Training the mid-section is not that hard-you just have to be smart about it. What most people do wrong is that they focus on the same exercises and then wonder why the results are not showing. When training your stomach muscles, there are two main concepts that you have to keep in mind:
1) work them out intensly; high reps few breaks
2) use different movements to target all of the muscles in the region: the transversus abdominis, rectus abdominis, and obliques.
I think that the best ab exercises are those which combine all three movements into one, which forces the three muscles to work together. This leads to a better workout and better results. A great exercise which does this is the V-Sit Up. Here’s what you do:

Start out lying down on the ground with your legs straight out and hold them about 1 inch off the ground. Tighten up your stomach.

In one motion sit up while bringing your knees up to your chest. As you do this, make sure you are keeping your stomach tight and are initiating the movement from the midsection and not the upperbody (you are trying to isolate your abs, you don’t want to cheat by using your upperbody for help).

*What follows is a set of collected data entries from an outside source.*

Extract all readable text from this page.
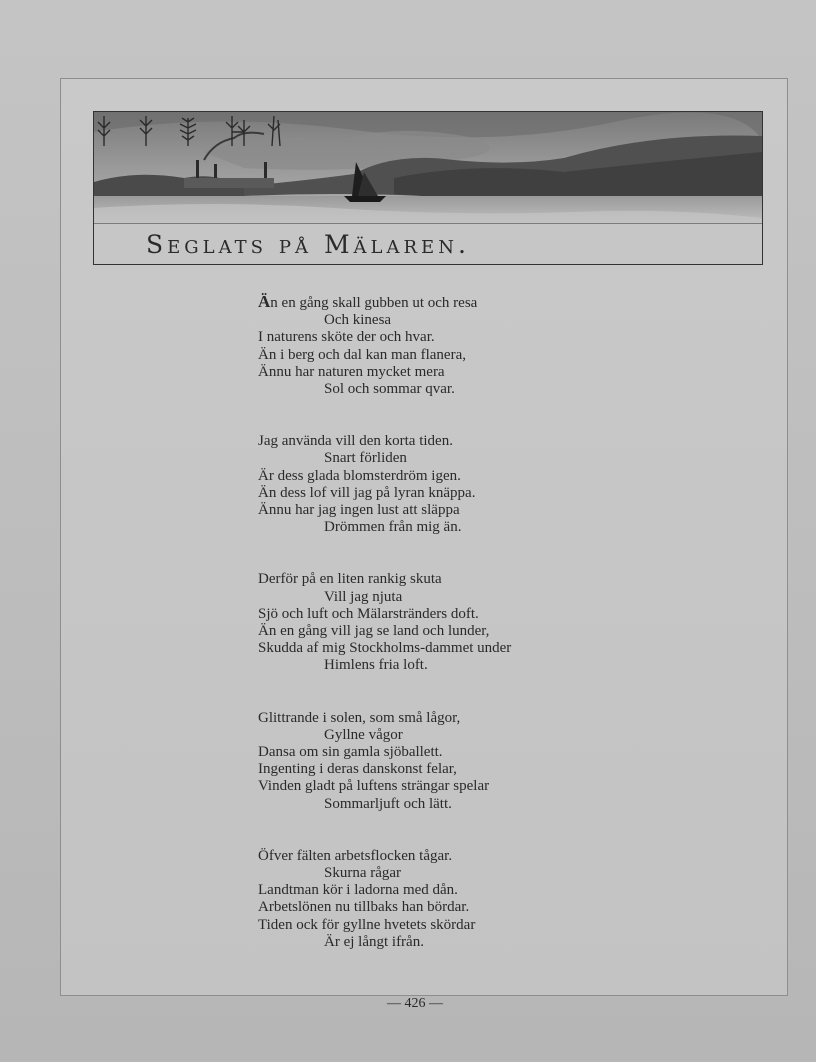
Seglats på Mälaren.
Än en gång skall gubben ut och resa
Och kinesa
I naturens sköte der och hvar.
Än i berg och dal kan man flanera,
Ännu har naturen mycket mera
Sol och sommar qvar.
Jag använda vill den korta tiden.
Snart förliden
Är dess glada blomsterdröm igen.
Än dess lof vill jag på lyran knäppa.
Ännu har jag ingen lust att släppa
Drömmen från mig än.
Derför på en liten rankig skuta
Vill jag njuta
Sjö och luft och Mälarstränders doft.
Än en gång vill jag se land och lunder,
Skudda af mig Stockholms-dammet under
Himlens fria loft.
Glittrande i solen, som små lågor,
Gyllne vågor
Dansa om sin gamla sjöballett.
Ingenting i deras danskonst felar,
Vinden gladt på luftens strängar spelar
Sommarljuft och lätt.
Öfver fälten arbetsflocken tågar.
Skurna rågar
Landtman kör i ladorna med dån.
Arbetslönen nu tillbaks han bördar.
Tiden ock för gyllne hvetets skördar
Är ej långt ifrån.
— 426 —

Once you get the movement down, you want to do it at an angle so as to incorporate the obliques. Same thing as before, except that before you start the movement you want to be slightly angled to one side.

Doing 12-15 repetitions will target your abdominals in such a way that traditional crunches won’t. Try it out and feel the effect that it has on your abs!

Just found your blog linked from allfacebook. This exercise looks great, should make a change from sit-ups. I’m looking forward to trying it out later.